Furthermore, I currently take a benzodiazepine (low dose, PRN) for acute anxiety, and combining opioids with benzodiazepines increases the likelihood of an overdose.

All of which makes me wonder. In the future – as reaction to the opioid crisis intensifies – if I were to have a serious accident, or another major surgery, would I be denied an opioid medication, because of my history of depression? Would I be under-medicated for pain, because of my responsible use of a prescribed anxiety medication?

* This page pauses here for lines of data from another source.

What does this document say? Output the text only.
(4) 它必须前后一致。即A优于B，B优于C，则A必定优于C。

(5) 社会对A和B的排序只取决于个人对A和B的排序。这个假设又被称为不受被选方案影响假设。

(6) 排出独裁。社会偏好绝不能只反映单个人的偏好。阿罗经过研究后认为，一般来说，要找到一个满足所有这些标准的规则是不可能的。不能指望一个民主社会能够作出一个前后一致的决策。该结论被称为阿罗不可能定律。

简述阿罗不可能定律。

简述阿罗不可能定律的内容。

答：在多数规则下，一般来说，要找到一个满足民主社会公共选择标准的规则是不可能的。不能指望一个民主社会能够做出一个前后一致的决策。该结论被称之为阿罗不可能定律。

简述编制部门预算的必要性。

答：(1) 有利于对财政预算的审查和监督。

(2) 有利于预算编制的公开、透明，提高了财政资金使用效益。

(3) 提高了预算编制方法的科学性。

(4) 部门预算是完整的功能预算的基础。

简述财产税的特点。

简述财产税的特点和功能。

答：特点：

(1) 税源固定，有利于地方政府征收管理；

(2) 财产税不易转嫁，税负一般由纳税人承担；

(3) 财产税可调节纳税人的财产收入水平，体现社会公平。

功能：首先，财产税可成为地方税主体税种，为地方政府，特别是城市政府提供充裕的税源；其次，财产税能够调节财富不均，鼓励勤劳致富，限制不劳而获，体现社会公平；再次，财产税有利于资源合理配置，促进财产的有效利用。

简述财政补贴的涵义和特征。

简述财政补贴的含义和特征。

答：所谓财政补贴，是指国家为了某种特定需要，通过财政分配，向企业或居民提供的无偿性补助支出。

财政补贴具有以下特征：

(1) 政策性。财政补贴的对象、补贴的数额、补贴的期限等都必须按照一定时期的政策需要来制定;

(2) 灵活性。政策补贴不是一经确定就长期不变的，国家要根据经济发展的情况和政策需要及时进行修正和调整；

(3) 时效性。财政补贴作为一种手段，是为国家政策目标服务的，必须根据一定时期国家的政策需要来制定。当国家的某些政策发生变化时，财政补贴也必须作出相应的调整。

I am NOT suggesting that it’s not a good idea to label things or to warn patients about the danger of using both drugs at the same time. Awareness is good. Increased availability and quality of mental health treatment would also be good, not just for people who are already addicted, but for those who are at risk of self-medicating with pain medications because their insurance won’t cover a decent psychiatrist.

You know what else would be good? An economy that doesn’t constantly punish people by making them work longer hours for less pay and less benefits while their living expenses steadily increase, only to see their jobs one day disappear.

A caller brought up the economic aspect of the problem on an NPR program I heard last week. Bertha Madras, one of the five members of Trump’s commission on the opioid crisis, responded that the solution to difficult conditions is to work harder (because that worked for her), and that we have to change “a culture that normalizes chemical coping”.

Which, to me, sounds like a call for more stigma. Let’s stigmatize the poor so that they work harder. Let’s stigmatize addiction more. And how do you deliberately stigmatize “chemical coping” without worsening stigma for people who take psychiatric medicines, especially ones with addictive potential?

What I fear is a world in which a postpartum woman can’t hold her newborn because of poorly controlled pain, and is stigmatized as a drug-seeker when she asks for something more effective, because she has a psychiatric history. And I wish someone would talk about that.